Student-t vs. normal distributed errors in Bayes linear regression model

All,

I am attempting to reproduce examples in Edward Greenberg’s book, “Bayesian Econometrics” with Stan. In Chapter 8 of the book, Greenberg estimates a normal linear regression model of a child’s birth weight on a host of covariates: gestation length, parity, mother’s age, mother’s height, mother’s pregnancy weight, and whether or not the mother smokes. The last parameter is what I would like to produce as in Greenberg.

I have attached the data, and R code to copy and paste into a list format is:

Clean and prep data, as in Greenberg:

babies_2 = data.frame(“babiesII.csv”) %>%
filter( gestation != “999” & smoke != “9” ) %>%
mutate( bwt_c = scale(bwt) ,
age_c = scale(age) ,
height_c = scale(height) ,
weight_c = scale(weight) ,
gestation_c = scale(gestation) )

Data to send to Stan in list format:

data_babies = with(babies_2 ,
list( N = nrow(babies_2) ,
bwt = as.vector(bwt_c) ,
gestation = as.vector(gestation_c) ,
parity = parity ,
age = as.vector(age_c) ,
height = as.vector(height_c) ,
weight = as.vector(weight_c) ,
smoke = smoke ) )

I have centered continuous variables to expedite estimation.

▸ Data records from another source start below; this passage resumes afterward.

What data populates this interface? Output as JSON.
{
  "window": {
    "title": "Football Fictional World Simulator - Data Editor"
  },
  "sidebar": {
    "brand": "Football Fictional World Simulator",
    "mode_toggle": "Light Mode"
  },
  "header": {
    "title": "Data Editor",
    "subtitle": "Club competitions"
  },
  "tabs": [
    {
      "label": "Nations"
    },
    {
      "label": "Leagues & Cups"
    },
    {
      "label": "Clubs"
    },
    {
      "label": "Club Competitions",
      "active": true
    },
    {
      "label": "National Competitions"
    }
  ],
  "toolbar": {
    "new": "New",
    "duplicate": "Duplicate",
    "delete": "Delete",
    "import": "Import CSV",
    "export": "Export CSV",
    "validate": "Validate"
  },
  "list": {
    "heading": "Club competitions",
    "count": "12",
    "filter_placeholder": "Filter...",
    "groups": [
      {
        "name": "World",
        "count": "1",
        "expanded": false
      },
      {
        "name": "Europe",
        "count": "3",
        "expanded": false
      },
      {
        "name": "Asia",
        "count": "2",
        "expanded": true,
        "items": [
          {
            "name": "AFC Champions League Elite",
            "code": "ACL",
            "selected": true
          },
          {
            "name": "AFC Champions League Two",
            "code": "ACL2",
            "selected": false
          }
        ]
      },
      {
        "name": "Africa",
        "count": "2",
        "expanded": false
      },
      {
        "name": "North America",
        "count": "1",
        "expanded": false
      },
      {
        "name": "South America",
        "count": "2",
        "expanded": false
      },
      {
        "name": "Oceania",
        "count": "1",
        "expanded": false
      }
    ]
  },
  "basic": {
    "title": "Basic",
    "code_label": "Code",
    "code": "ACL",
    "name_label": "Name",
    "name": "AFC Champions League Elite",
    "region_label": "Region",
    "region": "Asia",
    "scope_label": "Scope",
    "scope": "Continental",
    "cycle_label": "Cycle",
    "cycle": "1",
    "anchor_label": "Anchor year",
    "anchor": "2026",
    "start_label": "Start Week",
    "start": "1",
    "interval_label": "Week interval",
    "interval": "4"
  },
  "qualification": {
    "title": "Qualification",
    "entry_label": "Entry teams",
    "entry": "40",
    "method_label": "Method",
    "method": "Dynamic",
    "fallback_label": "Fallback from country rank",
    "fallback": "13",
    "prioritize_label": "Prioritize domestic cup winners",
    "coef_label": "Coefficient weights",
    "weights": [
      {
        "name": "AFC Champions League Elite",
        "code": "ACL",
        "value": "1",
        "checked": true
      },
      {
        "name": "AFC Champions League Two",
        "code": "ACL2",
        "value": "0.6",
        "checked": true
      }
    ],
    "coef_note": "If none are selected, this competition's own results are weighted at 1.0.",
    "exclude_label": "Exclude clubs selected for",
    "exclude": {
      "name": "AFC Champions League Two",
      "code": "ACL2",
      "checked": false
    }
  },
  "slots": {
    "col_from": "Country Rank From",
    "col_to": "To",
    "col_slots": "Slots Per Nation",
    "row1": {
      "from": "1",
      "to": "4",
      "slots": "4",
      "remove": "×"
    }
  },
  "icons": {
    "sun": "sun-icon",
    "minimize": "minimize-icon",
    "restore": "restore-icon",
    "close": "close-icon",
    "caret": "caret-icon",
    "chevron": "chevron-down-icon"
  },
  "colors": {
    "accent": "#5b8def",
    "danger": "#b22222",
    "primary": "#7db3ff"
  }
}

The code below effectively reproduces Greenberg’s results for a linear regression model with normally distributed errors:


data{
    int<lower=1> N;
    real bwt[N];
    real gestation[N];
    int<lower=0,upper=1> parity[N];
    real age[N];
    real height[N];
    real weight[N];
    int<lower=0,upper=1> smoke[N];
}

parameters{
    real bgest;
    real bpar;
    real bage;
    real bw;
    real bh;
    real bs;
    real b0;
    real<lower=0> sigma;
}

model{
    vector[N] mu;

    b0 ~ normal( 0 , 1.1 );
    bs ~ normal( -0.5 , 0.55 );
    bh ~ normal( 0 , 0.55 );
    bw ~ normal( 0 , 0.55 );
    bage ~ normal( 0 , 0.55 );
    bpar ~ normal( 0 , 0.55 );
    bgest ~ normal( 0 , 0.55 );
    sigma ~ inv_gamma( 6 , 100 );

    for ( i in 1:N ) {
        
        mu[i] = b0 + bgest * gestation[i] + bpar * parity[i] + bage * age[i] + bw * 
        weight[i] + bh * height[i] + bs * smoke[i];
    }
    
    bwt ~ normal( mu , sigma );
}

The result for the “bs” parameter on mother’s smoking is roughly the same as Greenberg’s, although Greenberg gets a mean of -8.9 and I get roughly -8.4.

However, when I change the likelihood to a student-t distribution with 5 degrees of freedom, as Greenberg suggests for re-estimating the model, my result for “bs” looks similar to the normal model (I get -8.3) but Greenberg’s result is -4.656 as the mean for his “bs” parameter on the mother’s smoking variable. Please also note that Greenberg is using the “MCMCpack” package to estimate his models.

I re-estimated the Stan code identical to that above, except I changed the likelihood to a student-t distribution with nu = 5 as in the following code:


model{
    vector[N] mu;

    b0 ~ normal( 0 , 1.1 );
    bs ~ normal( -0.5 , 0.55 );
    bh ~ normal( 0 , 0.55 );
    bw ~ normal( 0 , 0.55 );
    bage ~ normal( 0 , 0.55 );
    bpar ~ normal( 0 , 0.55 );
    bgest ~ normal( 0 , 0.55 );
    sigma ~ inv_gamma( 6 , 100 );

    for ( i in 1:N ) {
        
        mu[i] = b0 + bgest * gestation[i] + bpar * parity[i] + bage * age[i] + bw * 
        weight[i] + bh * height[i] + bs * smoke[i];
    }
    
    bwt ~ student_t( 5 , mu , sigma );
}

Am I coding this model correctly?

babiesII.csv (27.6 KB)

Best,
Eddie

I think so. That inverse gamma prior can do strange things.

I tried re-estimating the above model using with the following:


sigma ~ cauchy(0 , 2)

The results were nearly identical to mine from using the inverse gamma that Greenberg employed. Not sure why my results are so different from Greenberg’s.